Les juges d’appel en déduisent que « si effectivement le « porter à connaissance » n’est pas opposable, il doit être pris en compte par les autorités compétentes saisies de demandes relatives aux parcelles concernées par les plans de prévention des risques ».

L’arrêt tire les conséquences de ces constatations en évaluant la partie du terrain située dans le périmètre du PPRI comme un terrain constructible.

A noter qu’une telle approche a, depuis lors, été condamnée par la Cour de cassation, qui juge « qu'une même parcelle ne peut être qualifiée de terrain à bâtir pour partie seulement » (Cass.

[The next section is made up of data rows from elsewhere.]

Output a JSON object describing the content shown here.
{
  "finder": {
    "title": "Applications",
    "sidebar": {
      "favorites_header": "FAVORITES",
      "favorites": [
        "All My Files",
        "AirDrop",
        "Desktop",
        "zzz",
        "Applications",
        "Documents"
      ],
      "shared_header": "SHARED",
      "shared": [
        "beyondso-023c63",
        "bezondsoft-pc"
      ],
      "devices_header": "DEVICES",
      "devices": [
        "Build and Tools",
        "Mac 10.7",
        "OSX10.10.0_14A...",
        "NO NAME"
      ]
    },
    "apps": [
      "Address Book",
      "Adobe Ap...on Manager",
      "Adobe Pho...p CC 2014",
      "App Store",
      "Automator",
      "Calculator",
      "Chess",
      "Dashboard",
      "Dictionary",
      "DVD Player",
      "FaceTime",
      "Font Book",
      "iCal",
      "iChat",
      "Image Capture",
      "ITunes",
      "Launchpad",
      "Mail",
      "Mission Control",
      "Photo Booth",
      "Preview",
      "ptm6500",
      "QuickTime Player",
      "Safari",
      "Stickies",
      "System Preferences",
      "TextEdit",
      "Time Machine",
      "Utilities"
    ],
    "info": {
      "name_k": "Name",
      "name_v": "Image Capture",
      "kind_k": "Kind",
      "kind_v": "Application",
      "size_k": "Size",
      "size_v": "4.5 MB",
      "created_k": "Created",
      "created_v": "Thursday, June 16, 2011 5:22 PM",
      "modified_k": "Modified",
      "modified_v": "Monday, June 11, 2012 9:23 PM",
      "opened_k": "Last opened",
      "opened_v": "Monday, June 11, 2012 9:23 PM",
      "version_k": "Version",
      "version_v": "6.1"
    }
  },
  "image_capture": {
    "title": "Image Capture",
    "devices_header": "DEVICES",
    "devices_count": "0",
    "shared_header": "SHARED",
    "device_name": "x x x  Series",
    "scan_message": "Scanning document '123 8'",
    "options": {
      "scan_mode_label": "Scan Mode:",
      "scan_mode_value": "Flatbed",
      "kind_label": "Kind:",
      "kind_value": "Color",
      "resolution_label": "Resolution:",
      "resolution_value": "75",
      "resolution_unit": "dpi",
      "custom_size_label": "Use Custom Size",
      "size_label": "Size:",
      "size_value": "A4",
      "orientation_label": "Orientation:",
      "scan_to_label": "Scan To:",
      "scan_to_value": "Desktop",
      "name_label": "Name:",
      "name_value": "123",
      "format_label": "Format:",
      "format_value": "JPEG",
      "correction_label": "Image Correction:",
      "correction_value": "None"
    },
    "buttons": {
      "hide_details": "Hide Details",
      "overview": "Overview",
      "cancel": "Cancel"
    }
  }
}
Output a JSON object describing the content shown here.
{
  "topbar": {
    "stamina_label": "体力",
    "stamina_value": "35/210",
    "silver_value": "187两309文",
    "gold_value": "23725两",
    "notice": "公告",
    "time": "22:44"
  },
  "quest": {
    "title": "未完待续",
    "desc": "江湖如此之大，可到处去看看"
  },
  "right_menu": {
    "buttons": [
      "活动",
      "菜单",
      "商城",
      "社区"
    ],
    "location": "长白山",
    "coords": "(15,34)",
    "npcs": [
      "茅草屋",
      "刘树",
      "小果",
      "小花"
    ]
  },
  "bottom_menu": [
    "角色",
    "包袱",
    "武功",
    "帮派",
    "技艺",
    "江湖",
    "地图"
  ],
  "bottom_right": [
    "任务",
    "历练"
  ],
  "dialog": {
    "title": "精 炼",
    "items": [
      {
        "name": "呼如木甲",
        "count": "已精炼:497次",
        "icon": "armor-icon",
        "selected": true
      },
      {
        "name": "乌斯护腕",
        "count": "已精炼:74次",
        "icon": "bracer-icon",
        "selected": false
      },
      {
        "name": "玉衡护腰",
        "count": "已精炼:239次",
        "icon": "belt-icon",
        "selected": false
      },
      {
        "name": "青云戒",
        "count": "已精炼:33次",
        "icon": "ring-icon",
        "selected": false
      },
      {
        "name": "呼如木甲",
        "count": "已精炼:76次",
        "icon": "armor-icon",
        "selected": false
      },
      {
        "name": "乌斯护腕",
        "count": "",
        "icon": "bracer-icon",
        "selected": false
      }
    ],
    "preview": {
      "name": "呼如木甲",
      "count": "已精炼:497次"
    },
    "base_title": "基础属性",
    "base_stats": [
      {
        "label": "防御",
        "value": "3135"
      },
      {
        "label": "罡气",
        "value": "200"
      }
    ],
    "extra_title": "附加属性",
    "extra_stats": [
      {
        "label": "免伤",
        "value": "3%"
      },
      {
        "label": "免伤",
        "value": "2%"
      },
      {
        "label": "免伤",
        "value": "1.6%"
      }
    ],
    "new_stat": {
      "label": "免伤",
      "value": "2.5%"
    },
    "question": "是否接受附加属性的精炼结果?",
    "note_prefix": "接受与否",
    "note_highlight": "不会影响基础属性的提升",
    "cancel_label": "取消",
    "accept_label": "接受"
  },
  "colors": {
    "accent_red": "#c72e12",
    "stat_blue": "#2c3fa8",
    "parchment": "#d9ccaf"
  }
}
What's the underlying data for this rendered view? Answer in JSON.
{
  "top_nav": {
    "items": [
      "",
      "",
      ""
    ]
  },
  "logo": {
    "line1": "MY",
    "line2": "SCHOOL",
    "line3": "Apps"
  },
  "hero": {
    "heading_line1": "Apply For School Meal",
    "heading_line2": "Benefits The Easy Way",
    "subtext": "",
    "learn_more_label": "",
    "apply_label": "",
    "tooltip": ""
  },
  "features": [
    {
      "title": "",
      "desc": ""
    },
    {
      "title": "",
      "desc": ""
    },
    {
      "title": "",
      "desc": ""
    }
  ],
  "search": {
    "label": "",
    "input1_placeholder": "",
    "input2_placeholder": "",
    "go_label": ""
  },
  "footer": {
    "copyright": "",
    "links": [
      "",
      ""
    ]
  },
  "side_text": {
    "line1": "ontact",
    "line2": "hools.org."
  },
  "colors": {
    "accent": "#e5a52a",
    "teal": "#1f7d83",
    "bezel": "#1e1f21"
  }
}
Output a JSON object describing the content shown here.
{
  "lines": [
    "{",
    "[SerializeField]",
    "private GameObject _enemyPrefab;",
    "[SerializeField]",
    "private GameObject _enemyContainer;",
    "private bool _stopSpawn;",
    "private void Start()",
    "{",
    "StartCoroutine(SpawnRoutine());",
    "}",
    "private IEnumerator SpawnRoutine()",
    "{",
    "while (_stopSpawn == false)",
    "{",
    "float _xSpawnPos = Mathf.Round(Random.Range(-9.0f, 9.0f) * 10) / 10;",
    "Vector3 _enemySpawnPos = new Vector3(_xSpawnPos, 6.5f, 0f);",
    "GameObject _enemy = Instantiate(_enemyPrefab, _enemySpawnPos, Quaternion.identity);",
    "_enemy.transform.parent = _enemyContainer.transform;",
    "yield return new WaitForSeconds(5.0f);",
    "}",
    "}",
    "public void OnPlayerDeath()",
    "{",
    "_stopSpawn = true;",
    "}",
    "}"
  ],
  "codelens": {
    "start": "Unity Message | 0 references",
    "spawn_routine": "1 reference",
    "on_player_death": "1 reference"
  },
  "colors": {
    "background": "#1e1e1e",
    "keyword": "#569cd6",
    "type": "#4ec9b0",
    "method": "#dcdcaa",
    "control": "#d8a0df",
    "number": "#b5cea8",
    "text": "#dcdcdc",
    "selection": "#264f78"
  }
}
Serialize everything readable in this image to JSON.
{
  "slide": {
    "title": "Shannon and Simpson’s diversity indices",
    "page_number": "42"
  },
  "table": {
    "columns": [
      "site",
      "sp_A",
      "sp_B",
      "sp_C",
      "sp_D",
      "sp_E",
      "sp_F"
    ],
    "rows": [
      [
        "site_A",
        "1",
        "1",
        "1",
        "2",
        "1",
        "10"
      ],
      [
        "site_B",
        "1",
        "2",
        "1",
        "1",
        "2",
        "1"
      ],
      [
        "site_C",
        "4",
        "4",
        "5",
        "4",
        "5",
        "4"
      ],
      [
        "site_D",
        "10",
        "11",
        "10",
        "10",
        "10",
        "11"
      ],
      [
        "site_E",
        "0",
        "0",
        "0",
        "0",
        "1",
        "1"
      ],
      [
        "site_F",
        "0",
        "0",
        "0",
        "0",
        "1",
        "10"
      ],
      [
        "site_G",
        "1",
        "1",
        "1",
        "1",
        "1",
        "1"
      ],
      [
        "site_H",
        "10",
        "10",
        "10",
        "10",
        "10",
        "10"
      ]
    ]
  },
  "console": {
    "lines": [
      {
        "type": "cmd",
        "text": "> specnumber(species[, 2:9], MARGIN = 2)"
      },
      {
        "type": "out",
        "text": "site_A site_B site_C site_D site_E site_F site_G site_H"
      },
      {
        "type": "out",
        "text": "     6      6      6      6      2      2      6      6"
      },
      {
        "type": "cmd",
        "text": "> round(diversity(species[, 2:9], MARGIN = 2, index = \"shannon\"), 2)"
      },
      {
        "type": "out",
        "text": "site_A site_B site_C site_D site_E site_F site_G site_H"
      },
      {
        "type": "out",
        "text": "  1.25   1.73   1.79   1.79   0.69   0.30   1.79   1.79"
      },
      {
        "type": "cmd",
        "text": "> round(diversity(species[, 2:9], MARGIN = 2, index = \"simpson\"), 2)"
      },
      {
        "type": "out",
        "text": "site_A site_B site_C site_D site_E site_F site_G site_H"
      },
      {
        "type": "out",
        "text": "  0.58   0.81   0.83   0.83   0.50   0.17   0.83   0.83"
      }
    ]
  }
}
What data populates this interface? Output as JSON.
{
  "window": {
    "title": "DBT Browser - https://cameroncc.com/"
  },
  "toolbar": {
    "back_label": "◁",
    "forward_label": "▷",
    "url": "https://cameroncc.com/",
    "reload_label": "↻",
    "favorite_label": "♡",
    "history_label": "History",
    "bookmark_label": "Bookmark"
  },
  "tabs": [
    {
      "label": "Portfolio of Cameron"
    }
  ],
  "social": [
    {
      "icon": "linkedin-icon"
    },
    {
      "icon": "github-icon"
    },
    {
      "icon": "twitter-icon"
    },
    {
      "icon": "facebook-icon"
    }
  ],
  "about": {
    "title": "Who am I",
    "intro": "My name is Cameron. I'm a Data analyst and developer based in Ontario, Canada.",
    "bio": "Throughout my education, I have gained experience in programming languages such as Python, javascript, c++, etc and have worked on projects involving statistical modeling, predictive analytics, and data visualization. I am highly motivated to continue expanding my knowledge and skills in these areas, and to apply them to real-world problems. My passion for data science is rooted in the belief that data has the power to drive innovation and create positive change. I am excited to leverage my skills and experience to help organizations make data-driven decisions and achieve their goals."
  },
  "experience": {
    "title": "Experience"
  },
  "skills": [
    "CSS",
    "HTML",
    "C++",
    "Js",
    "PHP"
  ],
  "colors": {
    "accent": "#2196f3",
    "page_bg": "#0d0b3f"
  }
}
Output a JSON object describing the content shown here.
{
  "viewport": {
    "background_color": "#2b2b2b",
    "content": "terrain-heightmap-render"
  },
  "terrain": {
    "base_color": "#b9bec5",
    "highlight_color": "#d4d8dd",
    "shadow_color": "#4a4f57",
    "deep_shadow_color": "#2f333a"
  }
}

Civ. 3, 30 novembre 2022, n° 21-22.975)

Au stade du pourvoi, l’expropriant soutient avec succès que l’arrêt ne pouvait tenir compte du projet de PPRI, lequel n’avait pas pour effet de remettre en cause les dispositions toujours en vigueur du plan, sans méconnaître les dispositions de l’article L. 322-3 du code de l’expropriation et de l’article L. 562-4 du code de l’environnement.

La Cour de cassation indique que « le projet de révision du plan de prévention des risques naturels porté à la connaissance de la métropole n'avait pas eu pour effet de modifier la teneur du plan de prévention des risques naturels approuvé, classant la parcelle expropriée en zone inconstructible, qui seul était annexé au plan local d'urbanisme ».

Cette dernière précision relative à l’annexion du plan de prévention des risques au PLU fait écho à une précédente décision de la Cour de cassation qui avait alors jugé que « qu'à la date de référence, la commune de Jausiers n'était pas pourvue d'un plan d'occupation des sols et que [… ] la cour d'appel, qui n'était pas tenue de procéder à une recherche sur la suffisance effective des réseaux par rapport à la constructibilité effective des terrains que ses constatations rendaient inopérante, a retenu à bon droit que le plan de prévention des risques naturels ne pouvait être assimilé à un document d'urbanisme au sens de l'article L. 13-15 du code de l'expropriation pour cause d'utilité publique et que le terrain était un terrain à bâtir ; » (Cass. Civ. 3, 11 février 2009, n° 07-13.853)

La synthèse de ces deux décisions pourra surprendre puisqu’il en résulte que la qualification de terrain à bâtir ne dépend pas tant du niveau de risque identifié par le plan de prévention des risques que de l’existence d’un document d’urbanisme auquel ledit plan est annexé.

Ainsi, et même si le terrain est classé en zone rouge, la circonstance qu’aucun PLU n’ait été approuvé semble - à condition bien sûr que le terrain soit situé dans une partie actuellement urbanisée de la commune - autoriser le juge de l’expropriation à conclure à la qualification de terrain à bâtir.

En revanche, dès lors qu’un document d’urbanisme a été approuvé, le zonage retenu par les auteurs du PPRI lie le juge quant à la qualification de terrain à bâtir – quand bien même le risque aurait-il vocation à être atténué dans le futur plan de prévention des risques.

Dans les faits, en l’absence de relation directe entre la qualification d'un terrain à bâtir et son évaluation, le juge tirera toutes les conséquences de l'identification d'une parcelle dans un plan de prévention des risques pour l’évaluation de celle-ci (voir en ce sens : CA ANGERS, 7 février 2023, n° 22/00001 ; CA AMIENS, 14 décembre 2021, n° 21/00525).